For processors in the middle of the flow, they have a queue leading into them... when they execute they take 1 or more flow files off the queue, operate on them, and transfer them to a relationship. If everything worked successfully then session.commit() is called which updates the flow file repository and places these flow files into their next queue. If an error happened then the session is rollbacked and the flow files end up back in the original queue. If NiFi shuts down or crashes while the processor is operating on flow files but before session.commit, then they end up back in the original queue like any other error.

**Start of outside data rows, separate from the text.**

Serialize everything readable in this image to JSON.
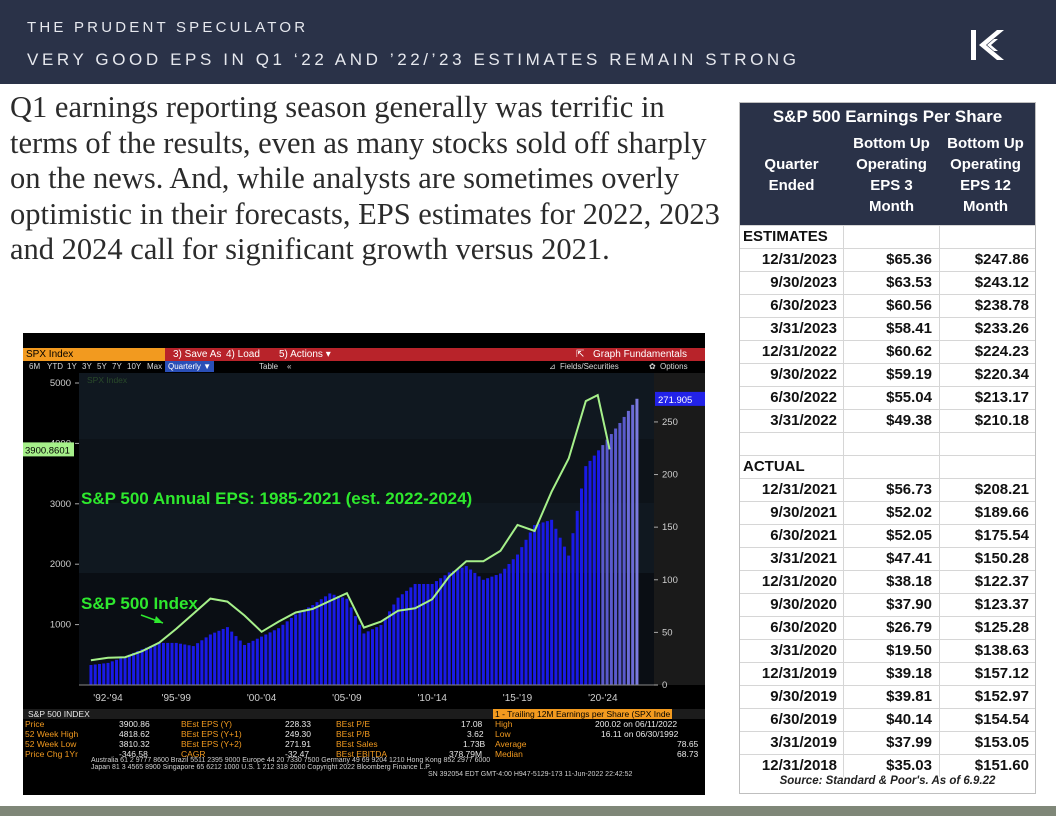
{
  "header": {
    "brand": "THE PRUDENT SPECULATOR",
    "headline": "VERY GOOD EPS IN Q1 ‘22 AND ’22/’23 ESTIMATES REMAIN STRONG",
    "logo_icon": "k-logo-icon"
  },
  "lead_text": "Q1 earnings reporting season generally was terrific in terms of the results, even as many stocks sold off sharply on the news. And, while analysts are sometimes overly optimistic in their forecasts, EPS estimates for 2022, 2023 and 2024 call for significant growth versus 2021.",
  "terminal": {
    "ticker": "SPX Index",
    "menu": [
      "3) Save As",
      "4) Load",
      "5) Actions ▾"
    ],
    "graph_fundamentals": "Graph Fundamentals",
    "periods": [
      "6M",
      "YTD",
      "1Y",
      "3Y",
      "5Y",
      "7Y",
      "10Y",
      "Max"
    ],
    "period_selected": "Quarterly ▼",
    "table_btn": "Table",
    "collapse": "«",
    "fields_btn": "Fields/Securities",
    "options_btn": "Options",
    "footer_title": "S&P 500 INDEX",
    "stats_left": [
      {
        "label": "Price",
        "value": "3900.86"
      },
      {
        "label": "52 Week High",
        "value": "4818.62"
      },
      {
        "label": "52 Week Low",
        "value": "3810.32"
      },
      {
        "label": "Price Chg 1Yr",
        "value": "-346.58"
      }
    ],
    "stats_mid": [
      {
        "label": "BEst EPS (Y)",
        "value": "228.33"
      },
      {
        "label": "BEst EPS (Y+1)",
        "value": "249.30"
      },
      {
        "label": "BEst EPS (Y+2)",
        "value": "271.91"
      },
      {
        "label": "CAGR",
        "value": "-32.47"
      }
    ],
    "stats_mid2": [
      {
        "label": "BEst P/E",
        "value": "17.08"
      },
      {
        "label": "BEst P/B",
        "value": "3.62"
      },
      {
        "label": "BEst Sales",
        "value": "1.73B"
      },
      {
        "label": "BEst EBITDA",
        "value": "378.79M"
      }
    ],
    "stats_right_title": "1 - Trailing 12M Earnings per Share (SPX Inde",
    "stats_right": [
      {
        "label": "High",
        "value": "200.02 on 06/11/2022"
      },
      {
        "label": "Low",
        "value": "16.11 on 06/30/1992"
      },
      {
        "label": "Average",
        "value": "78.65"
      },
      {
        "label": "Median",
        "value": "68.73"
      }
    ],
    "copyright_1": "Australia 61 2 9777 8600 Brazil 5511 2395 9000 Europe 44 20 7330 7500 Germany 49 69 9204 1210 Hong Kong 852 2977 6000",
    "copyright_2": "Japan 81 3 4565 8900        Singapore 65 6212 1000        U.S. 1 212 318 2000        Copyright 2022 Bloomberg Finance L.P.",
    "copyright_3": "SN 392054 EDT  GMT-4:00 H947-5129-173 11-Jun-2022 22:42:52"
  },
  "chart_data": {
    "type": "bar",
    "legend_ghost": "SPX Index",
    "annotation_eps": "S&P 500 Annual EPS: 1985-2021 (est. 2022-2024)",
    "annotation_index": "S&P 500 Index",
    "x_tick_labels": [
      "'92-'94",
      "'95-'99",
      "'00-'04",
      "'05-'09",
      "'10-'14",
      "'15-'19",
      "'20-'24"
    ],
    "left_axis": {
      "ticks": [
        1000,
        2000,
        3000,
        4000,
        5000
      ],
      "ylim": [
        0,
        5000
      ]
    },
    "right_axis": {
      "ticks": [
        0,
        50,
        100,
        150,
        200,
        250
      ],
      "ylim": [
        0,
        287
      ]
    },
    "last_price_label": "3900.8601",
    "last_eps_label": "271.905",
    "series": [
      {
        "name": "SPX Index",
        "kind": "line",
        "color": "#a6f08a",
        "points": [
          [
            1992,
            410
          ],
          [
            1993,
            450
          ],
          [
            1994,
            460
          ],
          [
            1995,
            560
          ],
          [
            1996,
            700
          ],
          [
            1997,
            930
          ],
          [
            1998,
            1180
          ],
          [
            1999,
            1430
          ],
          [
            2000,
            1380
          ],
          [
            2001,
            1150
          ],
          [
            2002,
            880
          ],
          [
            2003,
            1050
          ],
          [
            2004,
            1200
          ],
          [
            2005,
            1260
          ],
          [
            2006,
            1390
          ],
          [
            2007,
            1520
          ],
          [
            2008,
            950
          ],
          [
            2009,
            1050
          ],
          [
            2010,
            1230
          ],
          [
            2011,
            1270
          ],
          [
            2012,
            1420
          ],
          [
            2013,
            1800
          ],
          [
            2014,
            2050
          ],
          [
            2015,
            2050
          ],
          [
            2016,
            2220
          ],
          [
            2017,
            2650
          ],
          [
            2018,
            2550
          ],
          [
            2019,
            3200
          ],
          [
            2020,
            3750
          ],
          [
            2021,
            4700
          ],
          [
            2021.7,
            4800
          ],
          [
            2022.4,
            3900
          ]
        ]
      },
      {
        "name": "Trailing 12M Earnings per Share",
        "kind": "bar",
        "color": "#1a1ae6",
        "points": [
          [
            1992,
            19
          ],
          [
            1993,
            21
          ],
          [
            1994,
            27
          ],
          [
            1995,
            34
          ],
          [
            1996,
            40
          ],
          [
            1997,
            40
          ],
          [
            1998,
            37
          ],
          [
            1999,
            48
          ],
          [
            2000,
            55
          ],
          [
            2001,
            38
          ],
          [
            2002,
            46
          ],
          [
            2003,
            54
          ],
          [
            2004,
            67
          ],
          [
            2005,
            76
          ],
          [
            2006,
            87
          ],
          [
            2007,
            82
          ],
          [
            2008,
            49
          ],
          [
            2009,
            57
          ],
          [
            2010,
            83
          ],
          [
            2011,
            96
          ],
          [
            2012,
            96
          ],
          [
            2013,
            107
          ],
          [
            2014,
            113
          ],
          [
            2015,
            100
          ],
          [
            2016,
            106
          ],
          [
            2017,
            124
          ],
          [
            2018,
            152
          ],
          [
            2019,
            157
          ],
          [
            2020,
            123
          ],
          [
            2021,
            208
          ],
          [
            2022,
            228
          ],
          [
            2023,
            249
          ],
          [
            2024,
            272
          ]
        ]
      }
    ]
  },
  "eps_table": {
    "title": "S&P 500 Earnings Per Share",
    "col_quarter": [
      "Quarter",
      "Ended"
    ],
    "col_3m": [
      "Bottom Up",
      "Operating",
      "EPS 3",
      "Month"
    ],
    "col_12m": [
      "Bottom Up",
      "Operating",
      "EPS 12",
      "Month"
    ],
    "section_estimates": "ESTIMATES",
    "estimates": [
      {
        "q": "12/31/2023",
        "m3": "$65.36",
        "m12": "$247.86"
      },
      {
        "q": "9/30/2023",
        "m3": "$63.53",
        "m12": "$243.12"
      },
      {
        "q": "6/30/2023",
        "m3": "$60.56",
        "m12": "$238.78"
      },
      {
        "q": "3/31/2023",
        "m3": "$58.41",
        "m12": "$233.26"
      },
      {
        "q": "12/31/2022",
        "m3": "$60.62",
        "m12": "$224.23"
      },
      {
        "q": "9/30/2022",
        "m3": "$59.19",
        "m12": "$220.34"
      },
      {
        "q": "6/30/2022",
        "m3": "$55.04",
        "m12": "$213.17"
      },
      {
        "q": "3/31/2022",
        "m3": "$49.38",
        "m12": "$210.18"
      }
    ],
    "section_actual": "ACTUAL",
    "actual": [
      {
        "q": "12/31/2021",
        "m3": "$56.73",
        "m12": "$208.21"
      },
      {
        "q": "9/30/2021",
        "m3": "$52.02",
        "m12": "$189.66"
      },
      {
        "q": "6/30/2021",
        "m3": "$52.05",
        "m12": "$175.54"
      },
      {
        "q": "3/31/2021",
        "m3": "$47.41",
        "m12": "$150.28"
      },
      {
        "q": "12/31/2020",
        "m3": "$38.18",
        "m12": "$122.37"
      },
      {
        "q": "9/30/2020",
        "m3": "$37.90",
        "m12": "$123.37"
      },
      {
        "q": "6/30/2020",
        "m3": "$26.79",
        "m12": "$125.28"
      },
      {
        "q": "3/31/2020",
        "m3": "$19.50",
        "m12": "$138.63"
      },
      {
        "q": "12/31/2019",
        "m3": "$39.18",
        "m12": "$157.12"
      },
      {
        "q": "9/30/2019",
        "m3": "$39.81",
        "m12": "$152.97"
      },
      {
        "q": "6/30/2019",
        "m3": "$40.14",
        "m12": "$154.54"
      },
      {
        "q": "3/31/2019",
        "m3": "$37.99",
        "m12": "$153.05"
      },
      {
        "q": "12/31/2018",
        "m3": "$35.03",
        "m12": "$151.60"
      }
    ],
    "source": "Source: Standard & Poor's. As of 6.9.22"
  }
}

For source or destination processors, a lot of depends on the source or destination system and what protocol is being used to exchange data. NiFi can only provide guarantees that are as good as the protocol provides. For example, in the ListenTCP case, if NiFi crashes at the exact moment that it has read a message off the socket, but before it has written to a flow file, then this message is lost because as far as the TCP connection is concerned it was successful. This is why application protocols like RELP were built on top of TCP to offer two-phase commits so that the receiver can acknowledge that not only did it read it off the socket, but it also performed any additional operations successfully.

View solution in original post

2 REPLIES 2

avatar
Master Guru

I believe your understanding is correct...

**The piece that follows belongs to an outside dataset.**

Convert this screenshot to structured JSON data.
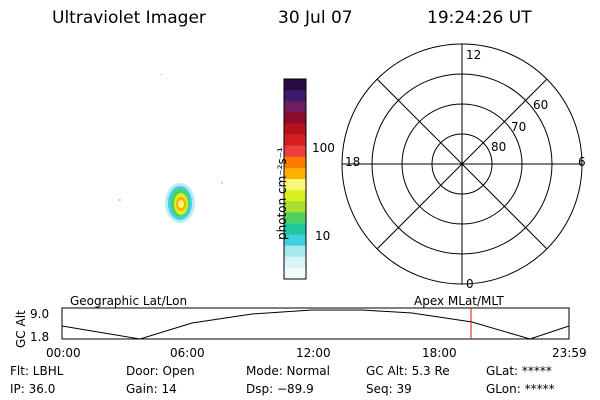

The flow file repository is like a transaction log that provides the state of where every flow file is in the flow. The session object provided to processors lets them perform a transaction.

For processors in the middle of the flow, they have a queue leading into them... when they execute they take 1 or more flow files off the queue, operate on them, and transfer them to a relationship. If everything worked successfully then session.commit() is called which updates the flow file repository and places these flow files into their next queue. If an error happened then the session is rollbacked and the flow files end up back in the original queue. If NiFi shuts down or crashes while the processor is operating on flow files but before session.commit, then they end up back in the original queue like any other error.

For source or destination processors, a lot of depends on the source or destination system and what protocol is being used to exchange data. NiFi can only provide guarantees that are as good as the protocol provides. For example, in the ListenTCP case, if NiFi crashes at the exact moment that it has read a message off the socket, but before it has written to a flow file, then this message is lost because as far as the TCP connection is concerned it was successful. This is why application protocols like RELP were built on top of TCP to offer two-phase commits so that the receiver can acknowledge that not only did it read it off the socket, but it also performed any additional operations successfully.

avatar
Expert Contributor

thank you @Bryan Bende, for the explanation and for clarifying.